The UN takes a great interest in countries’ material footprint because one of its sustainable development goals is to decouple economic growth from environmental degradation. Ecologists worry that, particularly as poor countries lift their living standards up towards those the rich countries have long enjoyed, the pressure on the globe's natural environment will be . . . well, unsustainable.

But whereas the ecologists’ figures show all countries’ material footprints getting bigger, a lot of economists argue that as economic growth and advances in technology continue, the economy is “dematerialising” – getting lighter.

This is because most of the growth in GDP has come from more provision of services rather than more production of goods through farming, mining and manufacturing. Human labour has no weight, even though it may involve more use of electricity and fuel.

But also because the physical weight of many goods is falling. Leigh reminds us that houses and vehicles are built from lighter materials. Domestic appliances are more compact. Transport networks are more energy-efficient. Software makes it possible to upgrade devices – from games to cars – that might previously have required new physical parts or total replacement.

These shifts led Alan Greenspan, former chairman of the US Federal Reserve, to claim in 2014 that “the considerable increase in the economic wellbeing of most advanced nations in recent decades has come about without much change in the bulk or weight of their gross domestic product”. Without question, he argued, the economy “has gotten lighter”.

So the point of Leigh’s calculations is to check who’s right: those economists claiming the economy is dematerialising, or the ecologists calculating that our material footprint is getting heavier.

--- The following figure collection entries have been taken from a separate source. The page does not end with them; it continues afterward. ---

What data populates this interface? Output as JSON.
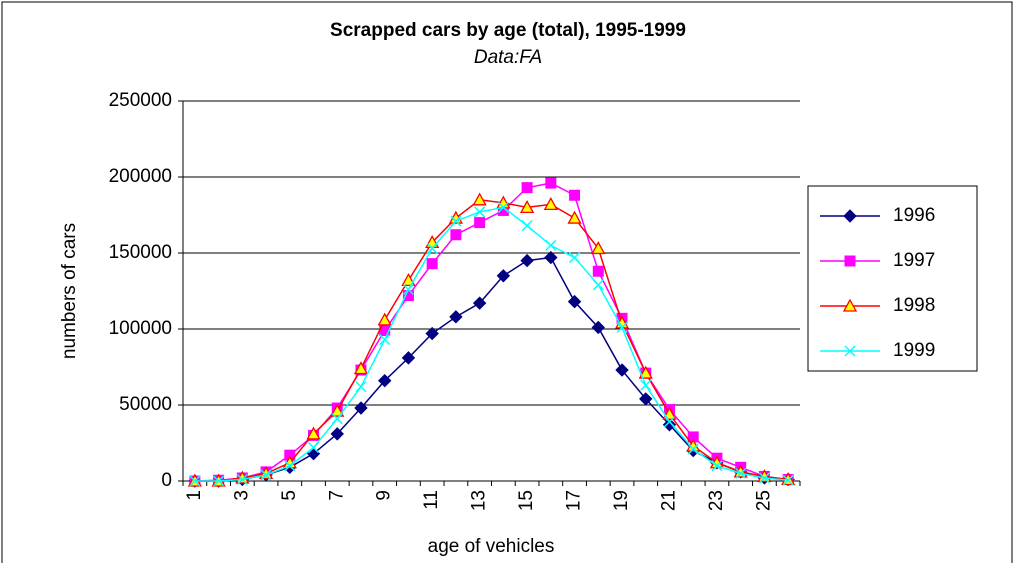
{
  "chart_data": {
    "type": "line",
    "title": "Scrapped cars by age (total), 1995-1999",
    "subtitle": "Data:FA",
    "x_label": "age of vehicles",
    "y_label": "numbers of cars",
    "categories": [
      "1",
      null,
      "3",
      null,
      "5",
      null,
      "7",
      null,
      "9",
      null,
      "11",
      null,
      "13",
      null,
      "15",
      null,
      "17",
      null,
      "19",
      null,
      "21",
      null,
      "23",
      null,
      "25",
      null
    ],
    "ylim": [
      0,
      250000
    ],
    "yticks": [
      0,
      50000,
      100000,
      150000,
      200000,
      250000
    ],
    "grid": true,
    "legend": "right",
    "series": [
      {
        "name": "1996",
        "color": "#000080",
        "marker": "diamond",
        "marker_fill": "#000080",
        "values": [
          0,
          0,
          1000,
          4000,
          9000,
          18000,
          31000,
          48000,
          66000,
          81000,
          97000,
          108000,
          117000,
          135000,
          145000,
          147000,
          118000,
          101000,
          73000,
          54000,
          37000,
          20000,
          12000,
          6000,
          2000,
          1000
        ]
      },
      {
        "name": "1997",
        "color": "#ff00ff",
        "marker": "square",
        "marker_fill": "#ff00ff",
        "values": [
          0,
          500,
          2000,
          6000,
          17000,
          30000,
          48000,
          73000,
          99000,
          122000,
          143000,
          162000,
          170000,
          178000,
          193000,
          196000,
          188000,
          138000,
          107000,
          71000,
          47000,
          29000,
          15000,
          9000,
          3000,
          1000
        ]
      },
      {
        "name": "1998",
        "color": "#ff0000",
        "marker": "triangle",
        "marker_fill": "#ffff00",
        "values": [
          0,
          0,
          2000,
          5000,
          12000,
          31000,
          46000,
          74000,
          106000,
          132000,
          157000,
          173000,
          185000,
          183000,
          180000,
          182000,
          173000,
          153000,
          104000,
          71000,
          44000,
          23000,
          12000,
          6000,
          3000,
          1000
        ]
      },
      {
        "name": "1999",
        "color": "#00ffff",
        "marker": "x",
        "marker_fill": "#00ffff",
        "values": [
          0,
          0,
          1000,
          4000,
          10000,
          22000,
          41000,
          62000,
          93000,
          126000,
          153000,
          171000,
          177000,
          180000,
          168000,
          155000,
          147000,
          129000,
          101000,
          63000,
          39000,
          21000,
          10000,
          5000,
          2000,
          500
        ]
      }
    ]
  }
}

Clearly, he comes down on the side of the ecologists. Although his method gives an estimate of the economy’s weight that’s about a fifth lower than the ecologists’, he confirms the general trajectory of their continuing increase. He estimates that a 10 per cent increase in real GDP is associated with a 12 per cent increase in its weight.

Now, you could argue that Australia’s huge “natural endowment” of minerals and energy makes us quite unrepresentative of the advanced economies. Our mining industry has been booming, on and off, since the late 1960s. All you need to know is that our production of (heavy) iron ore – most of it for export – has risen ninefold since 1990.

But Leigh believes all the rich economies have expanding material footprints. The goods they consume may have been getting lighter per piece, but they’ve gone on consuming a lot more of them. Planes may be more fuel-efficient, but far more people are flying far more often (when we’re allowed). Clothes may be lighter, but we buy more of them. Food packaging may be thinner – I can remember when fruit and veg arrived at the greengrocers in wooden boxes - but we’re eating more takeaway meals.

Leigh concludes that, like the paperless office, the weightless economy remains surprisingly elusive. Which doesn’t change the need for us to put the economy on an ecological diet.